| |
| |
| |
Hoofdstuk XVIII.
Op het oogenblik, dat het laatste geestdriftige ‘Ahoi!’ van Dop uit de verte klonk, en het amazoontje dit, trots regen en wind, door het wuiven met haar zakdoek van uit het bastion beantwoordde, betrad de kapitein, door den mandooroppas aangemeld, het bureau van den civielen bestuurder.
Het verheugde den resident zeer den kommandant te zien, de kommandant zou hem, hoopte hij, willen verschoonen, dat hij hem zoo te midden zijner paperassen ontving, maar - het ongeduld van Zijne Excellentie den gouverneur-generaal - de resident zou zoo aanstonds - alleen nog de onderteekening maar - ter zijner beschikking zijn, en of hij intusschen niet plaats wilde nemen.
De kapitein wilde dit en de kapitein deed dit.
Zie zoo! nu was de resident geheel oor, voor wat de kommandant hem te zeggen had, maar lieve hemel, had hij niet iemand anders kunnen zenden, hij was immers heelemaal nat geregend!
De kapitein, die zwijgend en met een strak gezicht gewacht had tot de beurt van spreken aan
| |
| |
hem kwam, maakte zich met een kort hoofdschudden van den ‘iemand anders’ af en zeide: ‘Wat het natregenen betreft, resident, dit zal spoedig genoeg ons aller deel zijn, aangezien de lichte daken niet lang weerstand zullen bieden aan de vijandelijke projectielen!’

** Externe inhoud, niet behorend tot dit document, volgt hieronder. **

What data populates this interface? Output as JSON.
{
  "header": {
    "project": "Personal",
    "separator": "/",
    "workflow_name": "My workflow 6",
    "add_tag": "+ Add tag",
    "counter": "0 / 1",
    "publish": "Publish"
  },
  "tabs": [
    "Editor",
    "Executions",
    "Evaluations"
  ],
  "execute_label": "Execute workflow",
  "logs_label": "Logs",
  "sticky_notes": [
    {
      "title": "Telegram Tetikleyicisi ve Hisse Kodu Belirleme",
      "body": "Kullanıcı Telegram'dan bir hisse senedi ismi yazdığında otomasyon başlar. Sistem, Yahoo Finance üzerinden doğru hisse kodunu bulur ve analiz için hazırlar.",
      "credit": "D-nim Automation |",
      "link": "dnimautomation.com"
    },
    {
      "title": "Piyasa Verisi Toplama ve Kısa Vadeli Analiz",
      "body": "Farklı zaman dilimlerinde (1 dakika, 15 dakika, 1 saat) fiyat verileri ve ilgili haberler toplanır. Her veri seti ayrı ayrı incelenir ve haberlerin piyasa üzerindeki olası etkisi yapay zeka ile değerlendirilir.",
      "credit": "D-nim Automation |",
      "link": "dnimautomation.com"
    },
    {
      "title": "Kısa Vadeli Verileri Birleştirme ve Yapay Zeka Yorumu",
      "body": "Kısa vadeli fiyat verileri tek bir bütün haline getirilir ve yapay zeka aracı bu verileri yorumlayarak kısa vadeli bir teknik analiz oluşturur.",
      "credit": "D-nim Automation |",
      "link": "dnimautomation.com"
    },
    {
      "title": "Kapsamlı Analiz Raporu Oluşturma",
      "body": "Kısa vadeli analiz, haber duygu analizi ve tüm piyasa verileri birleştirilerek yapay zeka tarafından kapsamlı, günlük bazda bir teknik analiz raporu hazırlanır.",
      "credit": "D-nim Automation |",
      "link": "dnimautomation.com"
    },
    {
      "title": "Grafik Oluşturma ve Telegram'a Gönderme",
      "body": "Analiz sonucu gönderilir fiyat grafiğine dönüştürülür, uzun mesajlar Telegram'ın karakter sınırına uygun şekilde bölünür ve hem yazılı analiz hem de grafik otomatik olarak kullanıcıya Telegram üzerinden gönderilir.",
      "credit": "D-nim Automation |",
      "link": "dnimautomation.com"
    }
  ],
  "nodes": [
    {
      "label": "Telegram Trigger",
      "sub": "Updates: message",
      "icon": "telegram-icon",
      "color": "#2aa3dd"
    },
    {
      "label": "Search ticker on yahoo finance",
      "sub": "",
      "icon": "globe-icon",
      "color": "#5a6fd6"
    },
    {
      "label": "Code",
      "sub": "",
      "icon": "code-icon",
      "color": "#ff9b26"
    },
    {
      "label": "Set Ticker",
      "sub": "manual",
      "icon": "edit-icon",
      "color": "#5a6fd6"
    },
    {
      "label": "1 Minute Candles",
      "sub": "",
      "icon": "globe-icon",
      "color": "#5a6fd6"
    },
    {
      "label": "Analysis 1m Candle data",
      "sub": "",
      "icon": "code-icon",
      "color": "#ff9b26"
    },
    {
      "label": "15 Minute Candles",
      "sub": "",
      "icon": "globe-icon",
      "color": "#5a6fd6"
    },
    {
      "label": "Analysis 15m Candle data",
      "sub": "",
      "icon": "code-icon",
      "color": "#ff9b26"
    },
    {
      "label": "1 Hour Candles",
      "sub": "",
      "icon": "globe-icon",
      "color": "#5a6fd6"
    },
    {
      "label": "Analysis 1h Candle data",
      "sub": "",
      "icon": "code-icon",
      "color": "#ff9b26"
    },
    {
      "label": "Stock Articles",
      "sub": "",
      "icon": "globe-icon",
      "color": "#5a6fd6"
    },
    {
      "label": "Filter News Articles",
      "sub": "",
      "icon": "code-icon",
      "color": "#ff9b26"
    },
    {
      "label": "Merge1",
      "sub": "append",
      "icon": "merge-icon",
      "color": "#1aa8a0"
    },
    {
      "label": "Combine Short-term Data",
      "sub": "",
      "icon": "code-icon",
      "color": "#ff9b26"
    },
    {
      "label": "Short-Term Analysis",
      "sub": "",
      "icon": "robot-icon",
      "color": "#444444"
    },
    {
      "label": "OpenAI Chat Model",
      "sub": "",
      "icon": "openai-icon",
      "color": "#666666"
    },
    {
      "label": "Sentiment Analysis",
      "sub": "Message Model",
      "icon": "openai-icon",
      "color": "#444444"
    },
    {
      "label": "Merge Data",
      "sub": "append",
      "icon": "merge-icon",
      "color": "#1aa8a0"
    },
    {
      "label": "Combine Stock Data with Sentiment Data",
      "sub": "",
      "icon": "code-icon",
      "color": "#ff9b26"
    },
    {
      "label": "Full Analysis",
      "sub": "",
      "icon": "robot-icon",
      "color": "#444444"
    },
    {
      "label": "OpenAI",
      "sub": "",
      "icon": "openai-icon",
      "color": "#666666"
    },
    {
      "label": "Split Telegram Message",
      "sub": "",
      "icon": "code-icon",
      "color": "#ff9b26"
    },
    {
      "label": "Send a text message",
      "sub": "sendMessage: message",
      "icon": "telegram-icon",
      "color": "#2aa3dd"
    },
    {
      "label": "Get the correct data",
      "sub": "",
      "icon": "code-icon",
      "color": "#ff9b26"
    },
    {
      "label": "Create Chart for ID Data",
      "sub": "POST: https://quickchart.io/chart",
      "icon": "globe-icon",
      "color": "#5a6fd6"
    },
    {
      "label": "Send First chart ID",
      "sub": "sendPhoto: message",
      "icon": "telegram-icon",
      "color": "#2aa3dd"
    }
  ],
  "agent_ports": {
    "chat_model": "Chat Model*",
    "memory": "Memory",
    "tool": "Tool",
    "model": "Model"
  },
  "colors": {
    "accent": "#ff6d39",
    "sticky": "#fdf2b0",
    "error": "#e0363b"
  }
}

‘Oho!’ protesteerde de resident, met de tusschen de boordjes teruggetrokken kin, waarop echter terstond een toegeefelijk glimlachje volgde, als wilde hij zeggen: Verontrust u maar niet, ik neem het niet woordelijk op! Maar de sombere blik dien hij ontmoette, deed het hem wenschelijk voorkomen, toch iets meer er van te zeggen, weshalve hij er vriendelijk aan toevoegde: ‘Laat ons hopen, mijn waarde kapitein, dat de ons beschermende daken aan deze proef niet zullen worden blootgesteld.’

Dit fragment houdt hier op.